If people argue that these images represent what is ideal, i.e. the appearance of Jesus and Mary in Heaven, rather than what was real, in Israel over two thousand years ago, then THAT is the problem RIGHT THERE: the belief that in Heaven, Jesus and Mary are white people.

Basically, we quite literally WORSHIP someone represented as a WHITE person. No WONDER so many of us want to be white!

Now, in other cultures, like in China, Korea, and Japan, in order to introduce Christianity, missionaries have had to adapt. Jesus and Mary BECOME Chinese, or Korean, or Japanese and their images, whether in paintings or sculpture, are adjusted accordingly. Many of these ethnically adapted images of the Virgin Mary and/or the Holy Family are quite lovely by the way. It's easy enough to find these images with a quick Google search. In contrast, a Google search for "Filipino Virgin Mary" will yield nothing but images of the Virgin Mary that the Europeans introduced to us nearly half a millennium ago. You will NOT see a brown-skinned Madonna wearing baro't saya or her brown-skinned husband and child wearing barong Tagalog.

The thing is, the devotion of Chinese, Japanese or Korean people is not in the least diminished by the appearance of these icons; if anything, it's enhanced by it, because they can identify better with God. God is one of them; they more easily embrace the notion that they came from God, not from some distant entity that looks nothing like them.

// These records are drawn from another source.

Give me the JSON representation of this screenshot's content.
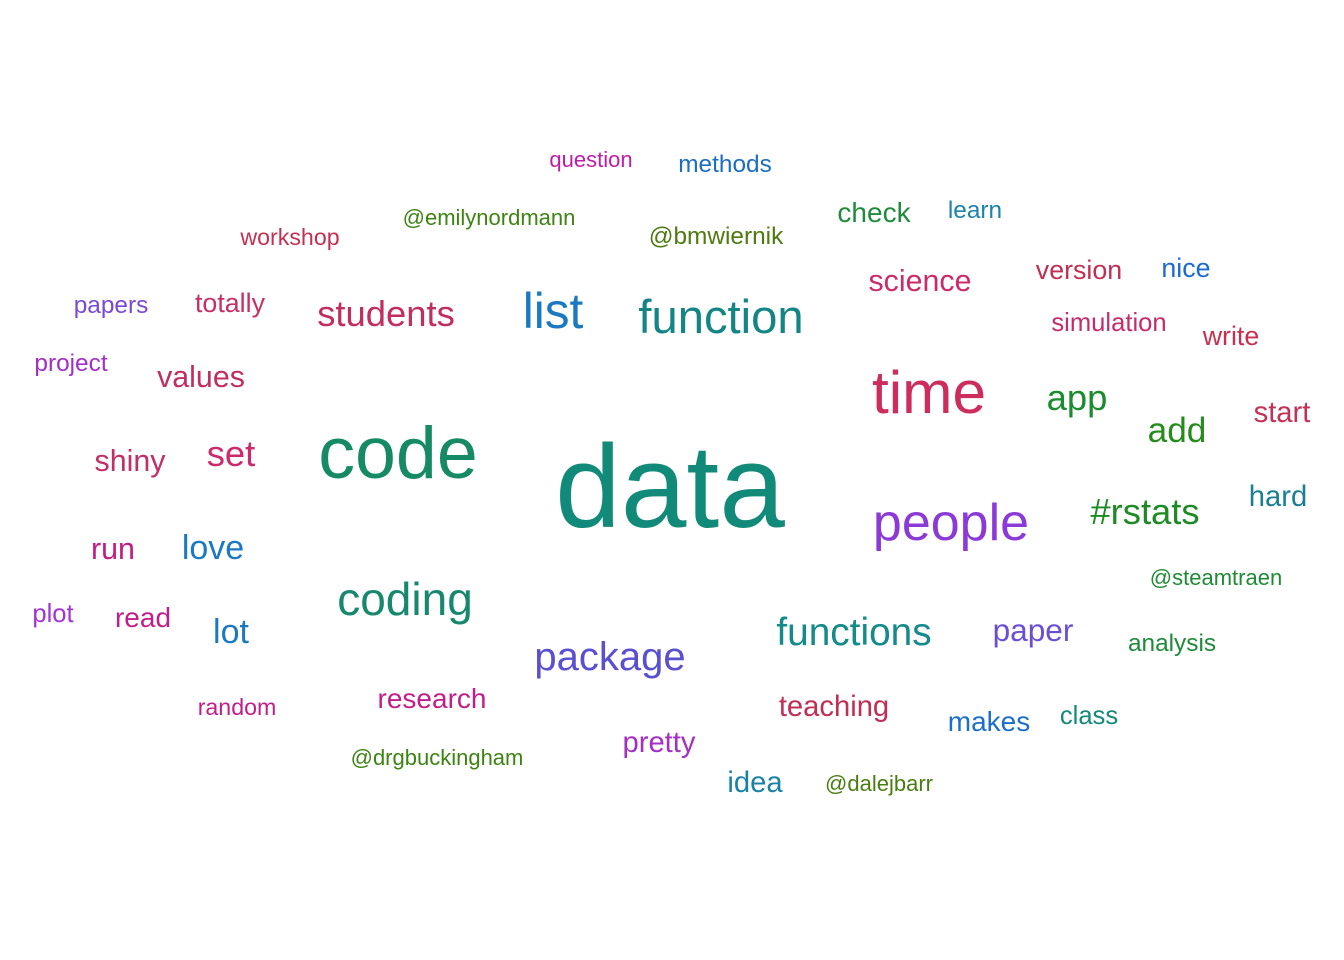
{
  "chart_data": {
    "type": "wordcloud",
    "words": [
      {
        "text": "data",
        "value": 100,
        "color": "#128a7a"
      },
      {
        "text": "code",
        "value": 63,
        "color": "#168a65"
      },
      {
        "text": "time",
        "value": 52,
        "color": "#cc2d5c"
      },
      {
        "text": "people",
        "value": 45,
        "color": "#8b3ad8"
      },
      {
        "text": "list",
        "value": 43,
        "color": "#1a79c0"
      },
      {
        "text": "function",
        "value": 41,
        "color": "#138585"
      },
      {
        "text": "coding",
        "value": 40,
        "color": "#17886e"
      },
      {
        "text": "package",
        "value": 35,
        "color": "#5a4fd0"
      },
      {
        "text": "functions",
        "value": 34,
        "color": "#148a8a"
      },
      {
        "text": "students",
        "value": 32,
        "color": "#c02d5e"
      },
      {
        "text": "app",
        "value": 32,
        "color": "#1b8b2f"
      },
      {
        "text": "#rstats",
        "value": 32,
        "color": "#1d8a24"
      },
      {
        "text": "set",
        "value": 32,
        "color": "#cc2a6b"
      },
      {
        "text": "add",
        "value": 31,
        "color": "#258b1c"
      },
      {
        "text": "love",
        "value": 30,
        "color": "#1a78c4"
      },
      {
        "text": "lot",
        "value": 30,
        "color": "#1b79c2"
      },
      {
        "text": "paper",
        "value": 28,
        "color": "#6a4fd4"
      },
      {
        "text": "science",
        "value": 27,
        "color": "#cc2b6b"
      },
      {
        "text": "values",
        "value": 27,
        "color": "#c22e60"
      },
      {
        "text": "run",
        "value": 27,
        "color": "#c21e82"
      },
      {
        "text": "shiny",
        "value": 27,
        "color": "#c22e66"
      },
      {
        "text": "start",
        "value": 26,
        "color": "#c53056"
      },
      {
        "text": "hard",
        "value": 26,
        "color": "#1b7f93"
      },
      {
        "text": "idea",
        "value": 26,
        "color": "#1a82a6"
      },
      {
        "text": "pretty",
        "value": 26,
        "color": "#a52ec4"
      },
      {
        "text": "teaching",
        "value": 26,
        "color": "#c12e54"
      },
      {
        "text": "makes",
        "value": 25,
        "color": "#1a6fce"
      },
      {
        "text": "read",
        "value": 25,
        "color": "#c21e8a"
      },
      {
        "text": "research",
        "value": 25,
        "color": "#c21e8a"
      },
      {
        "text": "check",
        "value": 25,
        "color": "#208b3c"
      },
      {
        "text": "nice",
        "value": 24,
        "color": "#1c6ad0"
      },
      {
        "text": "totally",
        "value": 24,
        "color": "#c73060"
      },
      {
        "text": "write",
        "value": 24,
        "color": "#c93050"
      },
      {
        "text": "version",
        "value": 24,
        "color": "#c22e54"
      },
      {
        "text": "simulation",
        "value": 23,
        "color": "#c52c6a"
      },
      {
        "text": "learn",
        "value": 22,
        "color": "#1a84aa"
      },
      {
        "text": "plot",
        "value": 23,
        "color": "#a433d4"
      },
      {
        "text": "class",
        "value": 23,
        "color": "#148a7a"
      },
      {
        "text": "analysis",
        "value": 22,
        "color": "#1f8a3a"
      },
      {
        "text": "methods",
        "value": 22,
        "color": "#1a6fc4"
      },
      {
        "text": "project",
        "value": 22,
        "color": "#a22fc6"
      },
      {
        "text": "papers",
        "value": 22,
        "color": "#7a4ad4"
      },
      {
        "text": "random",
        "value": 21,
        "color": "#c21e8a"
      },
      {
        "text": "workshop",
        "value": 21,
        "color": "#c23052"
      },
      {
        "text": "question",
        "value": 20,
        "color": "#c01ca8"
      },
      {
        "text": "@steamtraen",
        "value": 20,
        "color": "#1f8b34"
      },
      {
        "text": "@bmwiernik",
        "value": 22,
        "color": "#4e7a10"
      },
      {
        "text": "@emilynordmann",
        "value": 20,
        "color": "#3d8412"
      },
      {
        "text": "@drgbuckingham",
        "value": 20,
        "color": "#3d8412"
      },
      {
        "text": "@dalejbarr",
        "value": 20,
        "color": "#4a7d10"
      }
    ]
  }
}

The Bible itself talks about the Pentecostal miracle; how remarkable it was that people of different nations could understand the Apostles, all of whom were from Galilee, because they spoke in the language of each of the people present. Adapting religious icons to suit cultures is, to my mind, an extension of this phenomenon.

For all of that, however, we choose to worship Jesus and Mary as filtered through European sensibilities, when there is absolutely nothing that compels us to do so.

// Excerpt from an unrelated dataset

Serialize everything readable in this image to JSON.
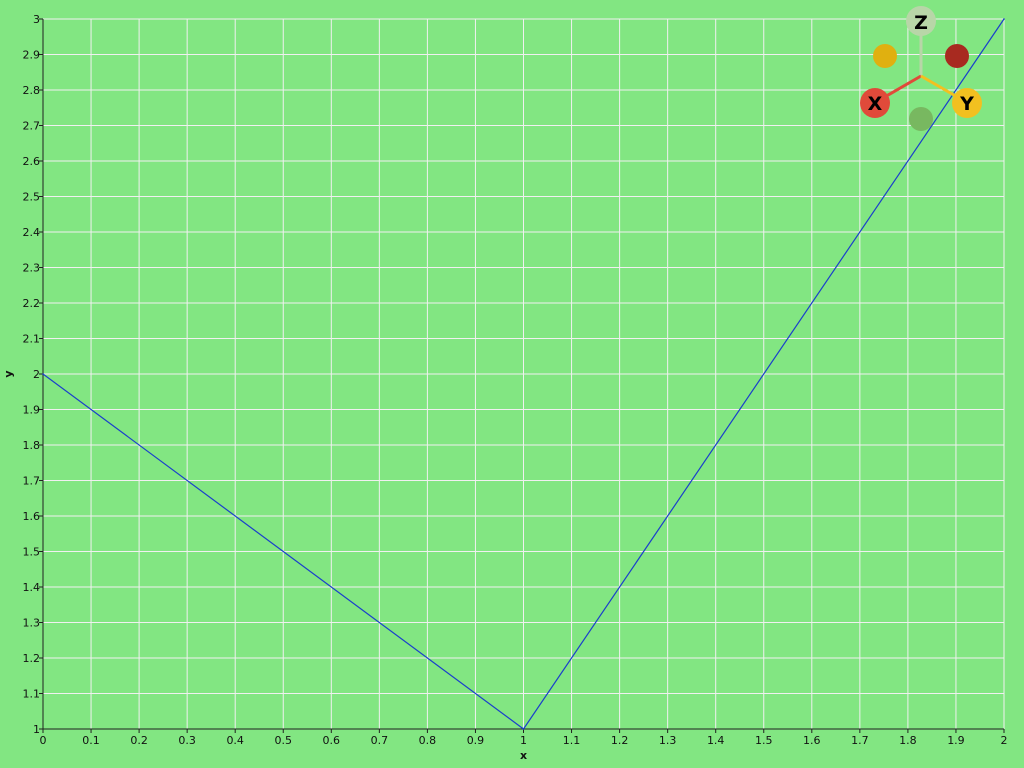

I exhort the leaders of the Catholic Church: please take down your icons of lily white Jesus (adult and child versions) and Mary.  Put them in museums if you like.  Replace all of these instead with images of Jesus and Mary with black hair and brown skin, wearing our lovely national costumes instead of those ridiculously ostentatious, gold-trimmed outfits that I'm pretty sure would look just as laughable in Heaven as they do on Earth. Make Venus Raj or Shamcey Supsup your commissioned artists' model for Mary; I'm sure either of those faces will leave a much more lasting impression on people's minds than that of some anonymous white chick who's probably centuries in her grave.

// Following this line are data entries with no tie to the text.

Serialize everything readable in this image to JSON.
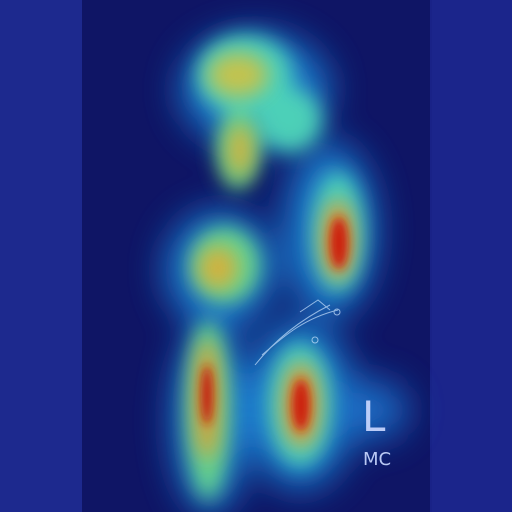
{
  "overlay": {
    "side_marker": "L",
    "initials": "MC"
  },
  "colormap": {
    "low": "#101b6b",
    "mid": "#2ec4d6",
    "high": "#d40000"
  }
}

I also exhort you to paint over your murals of old, white (sometimes bald) God. Instead of some decrepit white dude, make the image of God a huge, brawny-looking Filipino dude with long, flowing black hair and beard, and huge, brown muscles, like a hulking Bernardo Carpio, the kind of guy who could kick Satan's ass. Speaking of Satan, whom St. Michael the archangel is always depicted slaying, why not model him after somebody people love to hate, like Kim Kardashian? Or maybe people who are often associated with him, like Ozzy Osbourne. I'm sure he'd be tickled pink at the reference; it could be an extension of his cameo in Adam Sandler's Little Nicky.

This isn't about the RH bill or whatever your cause du jour is; it's about getting the Filipino people to be happy with the skin that God gave them, and to therefore be more grateful, loving and reverent towards God, and ultimately getting them to be better Catholics. Incidentally, it also can reduce the likelihood of any more of your priests getting in hot water for illegally importing ivory statutes.

I know this flies in the face of centuries of tradition, but I am sick of people's collective attitude towards brown skin...their OWN skin...and I know I'm not alone in this. I imagine it has already occurred to some people that worshiping a Caucasian God is part of the problem, but since I have yet to read such sentiments I would like to voice them myself.

Let's say it all together: God DOESN'T have to be a WHITE dude. God GAVE us Filipinos brown skin, and for that reason alone we should LOVE our skin.